A la nouvelle de l’approche du Sauveur, plusieurs d’entre eux allèrent à sa rencontre ; d’autres tuèrent des oiseaux et firent du feu pour préparer un repas. Ils reçurent le Sauveur et ceux qui le suivaient dans une salle d’hôtellerie, isolée en quelque sorte par un mur qui se trouvait devant le foyer. Un banc de gazon, dont le dossier se composait de branches vertes tressées ensemble, régnait autour de cette salle. Quand tous furent réunis, ils étaient environ au nombre de vingt. Les bergers lavèrent les pieds de leurs hôtes ; mais, pour Notre-Seigneur, ils se servirent d’un bassin à part. Il avait demandé qu’on lui donnât un peu plus d’eau qu’il n’était d’usage et que cette eau fût conservée. Au moment de se mettre à table, les bergers parurent un peu agités, Jésus leur demanda ce qui les inquiétait, et s’il ne leur manquait pas quelques-uns d’entre eux. Ils avouèrent que deux des leurs étaient atteints de la lèpre. « Nous avons craint, ajoutèrent-ils, que ce ne fût la lèpre impure, et nous les avons cachés, car peut-être ne seriez-vous pas venu chez nous si vous l’aviez su. » Le Sauveur ordonna de les amener, et les envoya chercher par ses disciples. Les lépreux, soutenus chacun par deux hommes, arrivèrent, enveloppés dans des draps de la tête aux pieds, de manière qu’ils avaient peine à marcher ; Jésus les exhorta, leur disant que leur lèpre n’était pas venue de l’intérieur, mais par suite de contagion extérieure : je compris qu’ils n’avaient pas péché par méchanceté, mais par la séduction d’autrui. Il ordonna de les laver avec l’eau de son bain de pieds. A peine l’eut-on fait, que les croûtes de la lèpre tombèrent, laissant seulement après elles des marques à la peau. Il leur défendit sévèrement de parler de leur guérison, jusqu’à son retour du baptême.

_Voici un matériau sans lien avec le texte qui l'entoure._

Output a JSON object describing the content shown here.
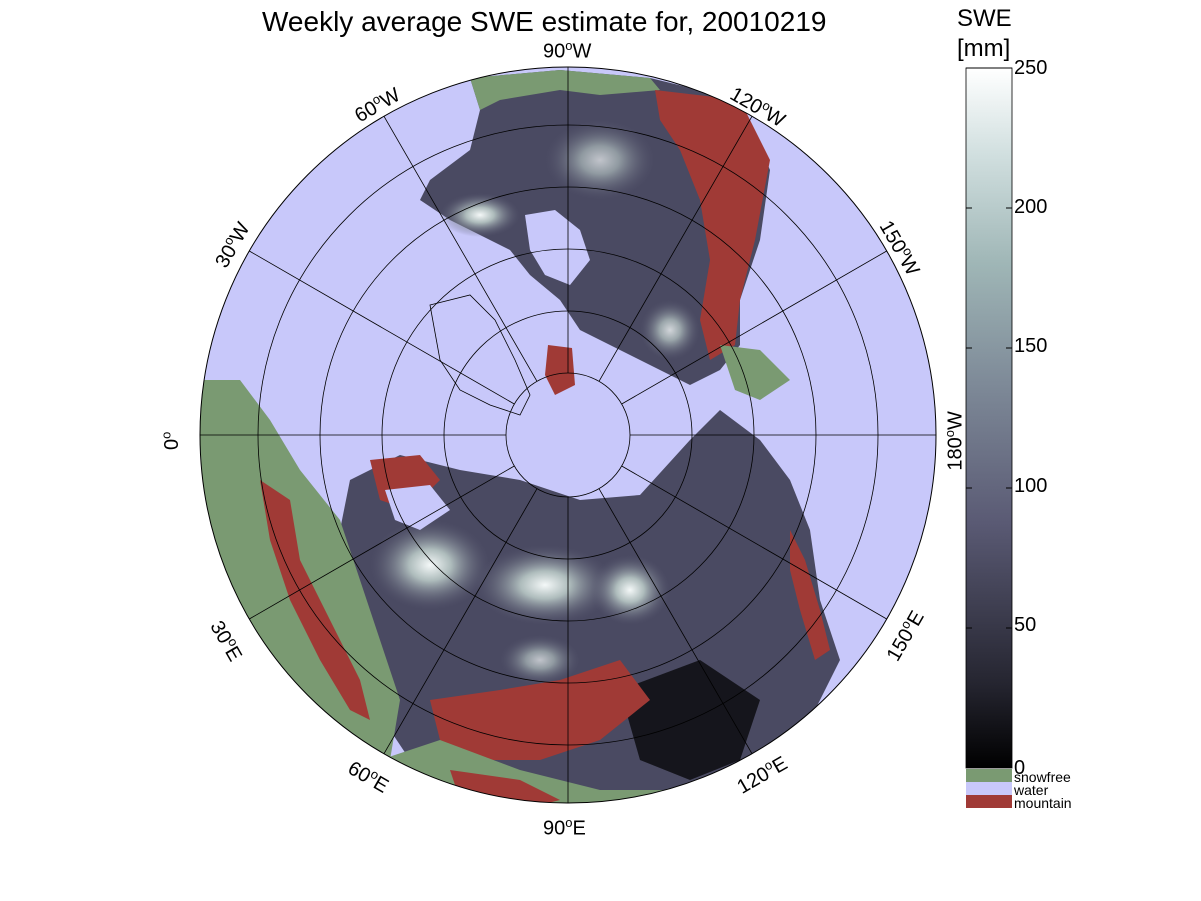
{
  "title": "Weekly average SWE estimate for, 20010219",
  "colorbar": {
    "title_line1": "SWE",
    "title_line2": "[mm]",
    "ticks": [
      "0",
      "50",
      "100",
      "150",
      "200",
      "250"
    ],
    "range": [
      0,
      250
    ],
    "categories": [
      {
        "label": "snowfree",
        "color": "#7a9a72"
      },
      {
        "label": "water",
        "color": "#c8c8fa"
      },
      {
        "label": "mountain",
        "color": "#a03a36"
      }
    ]
  },
  "map": {
    "projection": "north polar stereographic",
    "longitude_labels": [
      {
        "text": "90",
        "suffix": "W"
      },
      {
        "text": "60",
        "suffix": "W"
      },
      {
        "text": "30",
        "suffix": "W"
      },
      {
        "text": "0",
        "suffix": ""
      },
      {
        "text": "30",
        "suffix": "E"
      },
      {
        "text": "60",
        "suffix": "E"
      },
      {
        "text": "90",
        "suffix": "E"
      },
      {
        "text": "120",
        "suffix": "E"
      },
      {
        "text": "150",
        "suffix": "E"
      },
      {
        "text": "180",
        "suffix": "W"
      },
      {
        "text": "150",
        "suffix": "W"
      },
      {
        "text": "120",
        "suffix": "W"
      }
    ]
  },
  "colors": {
    "water": "#c8c8fa",
    "snowfree": "#7a9a72",
    "mountain": "#a03a36",
    "swe_low": "#000000",
    "swe_mid": "#6a6a86",
    "swe_high": "#ffffff"
  }
}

Il leur fit ensuite une instruction, touchant le baptême de Jean et la prochaine venue du Messie. Alors ils lui demandèrent, en toute simplicité, lequel ils devaient suivre de lui ou de Jean ; quel était le plus grand des deux. Jésus leur répondit que le plus grand était celui qui servait avec la plus parfaite humilité, et qui, par charité, faisait le plus complet sacrifice de lui-même. Il les exhorta aussi à se rendre au baptême. Le Sauveur leur parla ensuite de la difficulté qu’il y avait à le suivre, puis il les congédia et partit avec ses cinq disciples. Quant aux autres, il leur donna rendez-vous dans le désert, non loin de Jéricho. Plusieurs d’entre eux l’abandonnèrent tout à fait ; d’autres se rendirent vers Jean ; d’autres enfin retournèrent chez eux, pour se préparer au baptême.